Analistas de Sistemas. Quem ainda acredita neles ?

October 28th, 2008  |  Published in Metodologia  |  2 Comments

Alguns dias atrás, me vi numa discussão com alguns colegas, sobre funções, atividades e cargos dentro de uma empresa. Apensar desse assunto ainda ser bem confuso em TI, a maioria soube descrever suas atividades diárias como programadores. Porém, essa descrição não foi obtida tão facilmente quando nos perguntamos: Afinal de contas, o que um “Analista de Sistemas” faz ?

Alguns me falaram que o analista de sistemas é um profissional com mais experiência, com perfil investigativo, que deve fazer a análise dos requisitos e modelar uma solução. Outros disseram que analista de sistema não devem “perder”  tempo com detalhes sobre linguagem ou tecnologia, porque “análise” de sistemas deve ser feita em alto nível, a.k.a UML. Escutei também alguns comentários clássicos: analista de sistemas necessariamente não precisa saber programar, precisa apenas conhecer UML e algum editor de texto. ( “analistas de sitemas não precisam saber programar…”. Com certeza essa merece estar nas próximas falácias da programação, parte ll … hehe )

Sobre esse assunto, tenho que dizer que concordo com Barry Hawkins: a super divisão de trabalho no desenvolvimento de software, foi umas das piores experiências da indústria de software nos últimos anos.

One of the most widespread tragedies in the practice of software development has been the tendency of corporate culture to over-compartmentalize the activities of software development.
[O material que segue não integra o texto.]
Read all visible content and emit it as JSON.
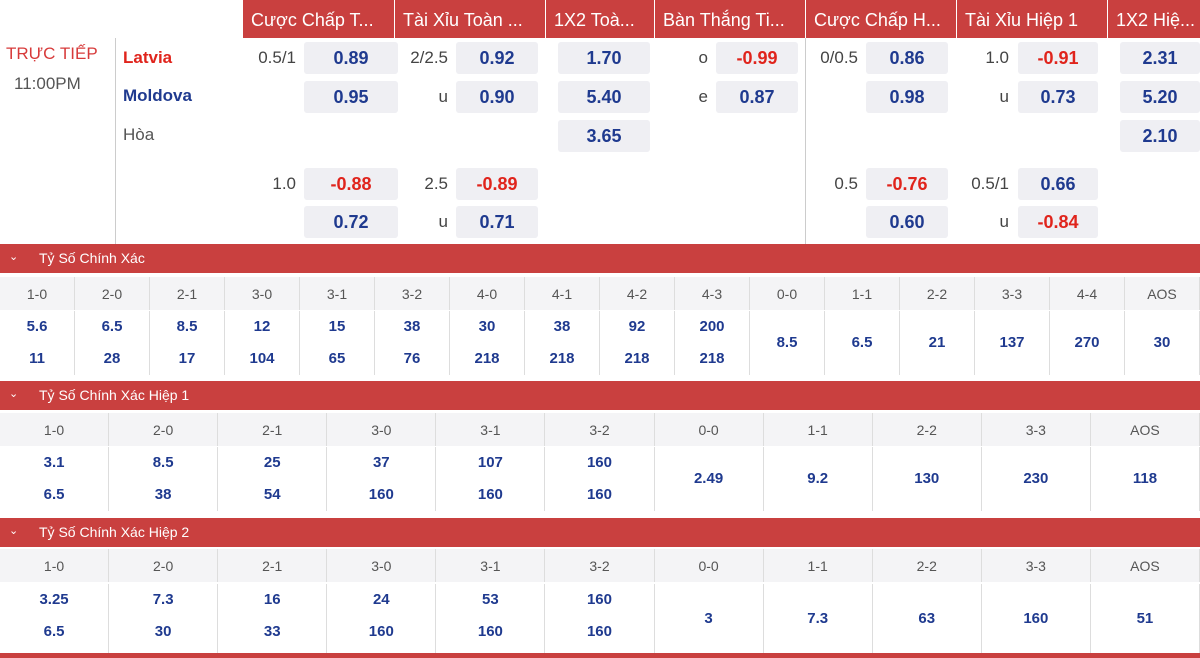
{
  "header": {
    "tabs": [
      "Cược Chấp T...",
      "Tài Xỉu Toàn ...",
      "1X2 Toà...",
      "Bàn Thắng Ti...",
      "Cược Chấp H...",
      "Tài Xỉu Hiệp 1",
      "1X2 Hiệ..."
    ]
  },
  "match": {
    "status": "TRỰC TIẾP",
    "time": "11:00PM",
    "home": "Latvia",
    "away": "Moldova",
    "draw": "Hòa"
  },
  "rows": {
    "r1": {
      "hcp": "0.5/1",
      "hcp_home": "0.89",
      "ou": "2/2.5",
      "ou_over": "0.92",
      "x1": "1.70",
      "tg": "o",
      "tg_o": "-0.99",
      "h1hcp": "0/0.5",
      "h1hcp_home": "0.86",
      "h1ou": "1.0",
      "h1ou_over": "-0.91",
      "h1x1": "2.31"
    },
    "r2": {
      "hcp_away": "0.95",
      "ou": "u",
      "ou_under": "0.90",
      "x2": "5.40",
      "tg": "e",
      "tg_e": "0.87",
      "h1hcp_away": "0.98",
      "h1ou": "u",
      "h1ou_under": "0.73",
      "h1x2": "5.20"
    },
    "r3": {
      "xd": "3.65",
      "h1xd": "2.10"
    },
    "r4": {
      "hcp": "1.0",
      "hcp_home": "-0.88",
      "ou": "2.5",
      "ou_over": "-0.89",
      "h1hcp": "0.5",
      "h1hcp_home": "-0.76",
      "h1ou": "0.5/1",
      "h1ou_over": "0.66"
    },
    "r5": {
      "hcp_away": "0.72",
      "ou": "u",
      "ou_under": "0.71",
      "h1hcp_away": "0.60",
      "h1ou": "u",
      "h1ou_under": "-0.84"
    }
  },
  "sections": [
    {
      "title": "Tỷ Số Chính Xác",
      "cols": [
        "1-0",
        "2-0",
        "2-1",
        "3-0",
        "3-1",
        "3-2",
        "4-0",
        "4-1",
        "4-2",
        "4-3",
        "0-0",
        "1-1",
        "2-2",
        "3-3",
        "4-4",
        "AOS"
      ],
      "top": [
        "5.6",
        "6.5",
        "8.5",
        "12",
        "15",
        "38",
        "30",
        "38",
        "92",
        "200"
      ],
      "bottom": [
        "11",
        "28",
        "17",
        "104",
        "65",
        "76",
        "218",
        "218",
        "218",
        "218"
      ],
      "single": [
        "8.5",
        "6.5",
        "21",
        "137",
        "270",
        "30"
      ]
    },
    {
      "title": "Tỷ Số Chính Xác Hiệp 1",
      "cols": [
        "1-0",
        "2-0",
        "2-1",
        "3-0",
        "3-1",
        "3-2",
        "0-0",
        "1-1",
        "2-2",
        "3-3",
        "AOS"
      ],
      "top": [
        "3.1",
        "8.5",
        "25",
        "37",
        "107",
        "160"
      ],
      "bottom": [
        "6.5",
        "38",
        "54",
        "160",
        "160",
        "160"
      ],
      "single": [
        "2.49",
        "9.2",
        "130",
        "230",
        "118"
      ]
    },
    {
      "title": "Tỷ Số Chính Xác Hiệp 2",
      "cols": [
        "1-0",
        "2-0",
        "2-1",
        "3-0",
        "3-1",
        "3-2",
        "0-0",
        "1-1",
        "2-2",
        "3-3",
        "AOS"
      ],
      "top": [
        "3.25",
        "7.3",
        "16",
        "24",
        "53",
        "160"
      ],
      "bottom": [
        "6.5",
        "30",
        "33",
        "160",
        "160",
        "160"
      ],
      "single": [
        "3",
        "7.3",
        "63",
        "160",
        "51"
      ]
    }
  ]
}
In the upper echelon of the artificial hierarchy of task separation sits the software architect. Sequestered away from the disturbing din of real life within the company, these persons are liberated from the mundane, in order that they may orchestrate plans that set in motion the work of many, unfettered by such things as domain knowledge and implementation constraints.
Know this; the only people who belong in white towers are the captured princesses of fairy tales, and even then it was not of their volition. Partitioning the activity of design away from implementation destroys the call-and-response cycle between design and implementation. The relevance of your work is directly related to how engaged you are in the domain.
- Barry Hawkins.

Estou convencido, que a separação das atividades de design e programação deveria ser qualificada como um anti-pattern do desenvolvimento de software. O waterfall já vem mostrando por anos, que essa abordagem é um erro.

Porque é necessário criar um cargo especial para atividades, que deveriam ser de responsabilidade do programador ?! Análise, design, programação e arquitetura são atividades e não cargos. Nós, como programadores, precisamos vestir “chapéus” diferentes dentro de um projeto.

Quando questionamos requisitos, buscamos informações de nossos usuários, organizamos e priorizamos tarefas, estamos vestindo nosso chapéu de analista e gerente de projetos. Quando estamos codificando, nos preocupando com manutenabilidade, performance e com a correta aplicação de patterns, estamos vestindo nosso chapéu de programador e projetista. Ao escolhermos por um framework, por uma API, estamos com certeza tomando decisões de arquitetura.
Não quero dizer aqui, que todo programador dever ser um  Macgyver em TI. Mas tenho certeza, que se você é programador, é bem provável que você precise colocar à prova diariamente suas habilidades como programador, analista, arquiteto ou gerente.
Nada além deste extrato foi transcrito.